CLEVELAND (AP) – Moments after the Eastern Conference championship banner was raised by the Cavaliers for the third straight time and the obligatory postgame interviews ended, Tyronn Lue slipped quietly away.
Cleveland’s coach ducked into the shadows, his preferred location.
“I don’t like the attention,” he said.
But Lue, once a journeyman point guard who steered the Cavs to an NBA championship last season, has grown more accepting of his frontman role. He’ll again be at center stage this week as Cleveland meets Golden State in the third installment of their title trilogy.
If the unassuming, easygoing Lue had his preference, the teams would duke it out for the Larry O’Brien Trophy on a playground court in a stifling hot gymnasium, with only a handful of onlookers present. A student of the game, he’s old school with a fresh perspective.
Of the many juicy subplots between the Cavs and Warriors, one that frequently goes overlooked is Lue, the former assistant who has blossomed in no time into one of the league’s brightest young head coaches and a playoff savant.
He’s 28-6 in two postseasons with Cleveland. His players credit Lue’s soothing, steady influence – on and off the floor – as nearly as vital to their success as a clutch Kyrie Irving 3-pointer.
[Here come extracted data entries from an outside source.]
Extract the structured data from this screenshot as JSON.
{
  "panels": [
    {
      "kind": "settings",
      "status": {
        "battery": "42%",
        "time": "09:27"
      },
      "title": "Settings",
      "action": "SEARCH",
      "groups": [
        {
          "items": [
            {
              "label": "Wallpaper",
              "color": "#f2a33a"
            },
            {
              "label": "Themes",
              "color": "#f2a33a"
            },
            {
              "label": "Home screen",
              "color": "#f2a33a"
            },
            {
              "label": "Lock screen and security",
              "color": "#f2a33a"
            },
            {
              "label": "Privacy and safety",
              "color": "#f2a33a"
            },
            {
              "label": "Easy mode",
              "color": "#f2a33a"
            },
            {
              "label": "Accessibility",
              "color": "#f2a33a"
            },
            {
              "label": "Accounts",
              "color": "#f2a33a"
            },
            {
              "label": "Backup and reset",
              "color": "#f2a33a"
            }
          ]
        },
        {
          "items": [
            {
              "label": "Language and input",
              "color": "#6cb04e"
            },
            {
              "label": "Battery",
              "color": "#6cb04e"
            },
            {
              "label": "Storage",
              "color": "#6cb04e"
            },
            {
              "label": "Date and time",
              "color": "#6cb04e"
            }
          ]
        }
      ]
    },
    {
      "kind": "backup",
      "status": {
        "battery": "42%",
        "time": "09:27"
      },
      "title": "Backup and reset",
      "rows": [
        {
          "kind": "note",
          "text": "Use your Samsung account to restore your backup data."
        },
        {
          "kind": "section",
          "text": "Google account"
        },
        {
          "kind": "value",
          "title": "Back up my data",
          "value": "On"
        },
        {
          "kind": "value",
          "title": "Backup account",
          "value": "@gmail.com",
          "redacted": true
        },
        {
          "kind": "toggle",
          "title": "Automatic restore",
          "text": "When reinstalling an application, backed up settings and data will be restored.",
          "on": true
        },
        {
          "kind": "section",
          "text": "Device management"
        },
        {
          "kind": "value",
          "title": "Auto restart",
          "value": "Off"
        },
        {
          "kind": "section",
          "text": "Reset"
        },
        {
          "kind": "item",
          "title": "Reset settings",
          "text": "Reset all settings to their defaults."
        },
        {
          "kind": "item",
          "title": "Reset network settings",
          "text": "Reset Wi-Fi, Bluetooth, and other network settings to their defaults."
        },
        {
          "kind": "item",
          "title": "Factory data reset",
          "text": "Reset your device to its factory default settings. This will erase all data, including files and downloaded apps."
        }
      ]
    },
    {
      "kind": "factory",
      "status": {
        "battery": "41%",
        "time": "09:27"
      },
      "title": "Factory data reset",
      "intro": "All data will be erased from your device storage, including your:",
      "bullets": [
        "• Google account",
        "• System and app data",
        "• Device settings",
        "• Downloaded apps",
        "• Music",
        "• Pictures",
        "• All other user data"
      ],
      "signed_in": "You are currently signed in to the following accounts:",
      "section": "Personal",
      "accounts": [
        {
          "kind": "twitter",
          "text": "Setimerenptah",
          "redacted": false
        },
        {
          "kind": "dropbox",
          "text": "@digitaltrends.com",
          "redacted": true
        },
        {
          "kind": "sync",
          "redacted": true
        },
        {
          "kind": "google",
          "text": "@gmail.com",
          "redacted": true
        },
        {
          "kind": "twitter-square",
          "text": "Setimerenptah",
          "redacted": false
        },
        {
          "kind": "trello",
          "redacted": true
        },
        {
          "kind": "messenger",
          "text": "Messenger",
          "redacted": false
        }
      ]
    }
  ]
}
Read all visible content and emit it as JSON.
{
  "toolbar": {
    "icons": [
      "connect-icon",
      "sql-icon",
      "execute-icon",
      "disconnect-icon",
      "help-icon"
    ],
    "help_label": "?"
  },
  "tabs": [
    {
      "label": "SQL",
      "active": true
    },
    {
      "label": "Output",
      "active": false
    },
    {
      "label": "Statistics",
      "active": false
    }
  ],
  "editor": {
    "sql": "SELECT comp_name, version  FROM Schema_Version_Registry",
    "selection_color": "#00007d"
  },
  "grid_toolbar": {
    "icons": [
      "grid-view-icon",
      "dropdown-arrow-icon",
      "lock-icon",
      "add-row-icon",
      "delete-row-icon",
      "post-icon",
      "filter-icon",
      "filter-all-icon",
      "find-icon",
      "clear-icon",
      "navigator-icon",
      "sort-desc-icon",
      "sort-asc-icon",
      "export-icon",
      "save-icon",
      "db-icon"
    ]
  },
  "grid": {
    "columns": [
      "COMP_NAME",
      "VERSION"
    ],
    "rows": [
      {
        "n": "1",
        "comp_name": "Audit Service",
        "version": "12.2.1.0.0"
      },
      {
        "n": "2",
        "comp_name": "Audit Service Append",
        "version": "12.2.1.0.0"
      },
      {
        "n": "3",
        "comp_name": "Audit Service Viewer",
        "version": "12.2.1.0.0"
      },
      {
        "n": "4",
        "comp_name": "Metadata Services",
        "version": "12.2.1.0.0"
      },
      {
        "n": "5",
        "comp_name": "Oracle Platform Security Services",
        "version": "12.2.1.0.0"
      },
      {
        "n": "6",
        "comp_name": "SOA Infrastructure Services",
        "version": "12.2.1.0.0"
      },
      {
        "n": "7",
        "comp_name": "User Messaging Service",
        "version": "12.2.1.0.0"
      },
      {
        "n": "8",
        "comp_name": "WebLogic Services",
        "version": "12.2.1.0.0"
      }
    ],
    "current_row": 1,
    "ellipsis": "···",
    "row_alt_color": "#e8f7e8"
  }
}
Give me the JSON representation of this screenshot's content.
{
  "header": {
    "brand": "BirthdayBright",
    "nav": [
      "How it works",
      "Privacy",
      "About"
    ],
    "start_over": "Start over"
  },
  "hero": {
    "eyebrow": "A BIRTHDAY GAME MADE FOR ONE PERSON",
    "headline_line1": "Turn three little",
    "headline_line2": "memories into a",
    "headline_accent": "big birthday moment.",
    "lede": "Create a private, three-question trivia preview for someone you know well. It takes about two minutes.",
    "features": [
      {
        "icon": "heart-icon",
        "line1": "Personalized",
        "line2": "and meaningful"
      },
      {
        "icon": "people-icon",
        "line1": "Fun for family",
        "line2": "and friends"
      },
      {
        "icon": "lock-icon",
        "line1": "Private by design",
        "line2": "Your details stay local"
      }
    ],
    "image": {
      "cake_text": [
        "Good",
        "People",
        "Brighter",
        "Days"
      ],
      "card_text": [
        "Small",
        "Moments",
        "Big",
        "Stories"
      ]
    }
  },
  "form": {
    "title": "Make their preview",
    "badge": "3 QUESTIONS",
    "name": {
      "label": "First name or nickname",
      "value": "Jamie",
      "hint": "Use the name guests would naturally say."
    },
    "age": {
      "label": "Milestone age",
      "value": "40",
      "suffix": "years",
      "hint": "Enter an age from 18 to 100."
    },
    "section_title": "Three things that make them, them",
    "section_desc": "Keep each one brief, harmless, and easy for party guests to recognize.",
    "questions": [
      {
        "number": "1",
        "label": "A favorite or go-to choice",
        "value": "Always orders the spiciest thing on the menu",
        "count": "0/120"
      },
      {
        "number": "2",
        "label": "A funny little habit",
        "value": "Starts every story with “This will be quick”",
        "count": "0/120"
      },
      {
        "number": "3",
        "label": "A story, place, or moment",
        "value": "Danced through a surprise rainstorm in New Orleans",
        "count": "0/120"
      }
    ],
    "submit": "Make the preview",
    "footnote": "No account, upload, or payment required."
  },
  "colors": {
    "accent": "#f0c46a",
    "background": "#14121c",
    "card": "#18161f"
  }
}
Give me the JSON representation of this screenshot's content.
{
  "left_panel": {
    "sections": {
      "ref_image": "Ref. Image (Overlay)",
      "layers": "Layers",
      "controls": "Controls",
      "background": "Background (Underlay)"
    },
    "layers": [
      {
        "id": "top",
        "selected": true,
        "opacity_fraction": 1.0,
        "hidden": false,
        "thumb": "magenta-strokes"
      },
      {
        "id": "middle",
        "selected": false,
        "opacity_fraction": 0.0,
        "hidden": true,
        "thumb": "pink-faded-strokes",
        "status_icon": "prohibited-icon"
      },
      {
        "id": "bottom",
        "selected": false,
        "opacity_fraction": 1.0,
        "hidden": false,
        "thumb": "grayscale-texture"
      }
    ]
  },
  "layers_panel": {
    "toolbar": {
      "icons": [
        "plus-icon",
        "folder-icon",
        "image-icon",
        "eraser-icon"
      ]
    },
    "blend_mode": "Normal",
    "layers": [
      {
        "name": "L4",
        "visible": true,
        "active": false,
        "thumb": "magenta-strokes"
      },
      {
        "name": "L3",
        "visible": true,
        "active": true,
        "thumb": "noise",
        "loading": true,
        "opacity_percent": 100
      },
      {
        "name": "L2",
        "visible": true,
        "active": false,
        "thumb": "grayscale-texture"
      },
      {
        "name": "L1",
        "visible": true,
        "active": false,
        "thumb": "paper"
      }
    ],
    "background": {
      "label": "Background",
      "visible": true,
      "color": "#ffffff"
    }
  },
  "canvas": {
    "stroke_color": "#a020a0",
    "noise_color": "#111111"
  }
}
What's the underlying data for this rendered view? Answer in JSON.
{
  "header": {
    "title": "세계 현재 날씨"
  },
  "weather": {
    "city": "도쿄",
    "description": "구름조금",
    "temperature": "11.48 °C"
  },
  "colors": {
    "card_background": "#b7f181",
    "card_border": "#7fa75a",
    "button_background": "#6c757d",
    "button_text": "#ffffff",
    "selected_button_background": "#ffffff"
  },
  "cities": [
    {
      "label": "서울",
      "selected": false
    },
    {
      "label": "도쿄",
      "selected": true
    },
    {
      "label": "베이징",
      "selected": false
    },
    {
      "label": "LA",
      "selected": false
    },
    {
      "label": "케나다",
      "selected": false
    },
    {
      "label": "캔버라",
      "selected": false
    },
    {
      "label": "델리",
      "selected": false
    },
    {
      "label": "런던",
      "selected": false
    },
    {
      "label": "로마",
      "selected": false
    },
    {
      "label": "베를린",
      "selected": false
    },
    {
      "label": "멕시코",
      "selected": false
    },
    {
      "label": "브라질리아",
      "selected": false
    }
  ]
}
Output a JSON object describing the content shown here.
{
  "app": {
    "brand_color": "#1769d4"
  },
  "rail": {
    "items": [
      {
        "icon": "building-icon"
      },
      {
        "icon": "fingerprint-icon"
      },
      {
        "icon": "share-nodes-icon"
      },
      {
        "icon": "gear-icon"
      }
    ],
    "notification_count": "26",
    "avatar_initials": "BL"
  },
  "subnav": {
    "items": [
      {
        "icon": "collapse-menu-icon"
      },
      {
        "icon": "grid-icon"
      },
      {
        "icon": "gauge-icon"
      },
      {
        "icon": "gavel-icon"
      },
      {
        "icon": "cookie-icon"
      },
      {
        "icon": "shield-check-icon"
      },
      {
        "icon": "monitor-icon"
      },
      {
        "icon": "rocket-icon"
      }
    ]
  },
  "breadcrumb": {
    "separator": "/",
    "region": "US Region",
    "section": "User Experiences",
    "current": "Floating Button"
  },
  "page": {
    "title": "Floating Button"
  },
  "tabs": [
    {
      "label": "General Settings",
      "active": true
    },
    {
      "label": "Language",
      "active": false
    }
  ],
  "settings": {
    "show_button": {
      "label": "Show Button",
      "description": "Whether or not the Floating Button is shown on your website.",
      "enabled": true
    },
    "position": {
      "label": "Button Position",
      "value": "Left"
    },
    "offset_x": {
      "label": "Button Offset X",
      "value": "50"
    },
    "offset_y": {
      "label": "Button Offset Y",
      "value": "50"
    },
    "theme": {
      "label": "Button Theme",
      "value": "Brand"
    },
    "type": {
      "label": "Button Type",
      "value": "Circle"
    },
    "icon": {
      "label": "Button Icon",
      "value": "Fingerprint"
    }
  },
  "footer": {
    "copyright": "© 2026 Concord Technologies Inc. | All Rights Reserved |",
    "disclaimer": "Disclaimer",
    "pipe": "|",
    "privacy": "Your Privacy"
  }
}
“It’s just his level of calmness no matter what’s going on,” LeBron James said following practice. “He always talks about, at the end of the day, he’s already won in life, so whatever else happens after this is extra credit. And I feel the same way. That’s why I relate to him so much. Lose here, or you win a game here, it’s like, ‘All right, cool. I’ve already done so much more than anybody ever gave me credit of doing or thought I can do, so there’s no reason to get too high or too low.’
“So it’s the even-keel mentality about our coach and it definitely helps us as players when we’re going out into a war.”
Lue has been preparing for the biggest battle of his basketball career this week.
From the moment he returned home from Boston following the Cavs’ win in Game 5 of the conference finals, Lue has immersed himself in the Warriors, a virtual All-Star team featuring two league MVPs (Kevin Durant and Stephen Curry), a dead-eye shooter (Klay Thompson) and a triple-threat performer (Draymond Green).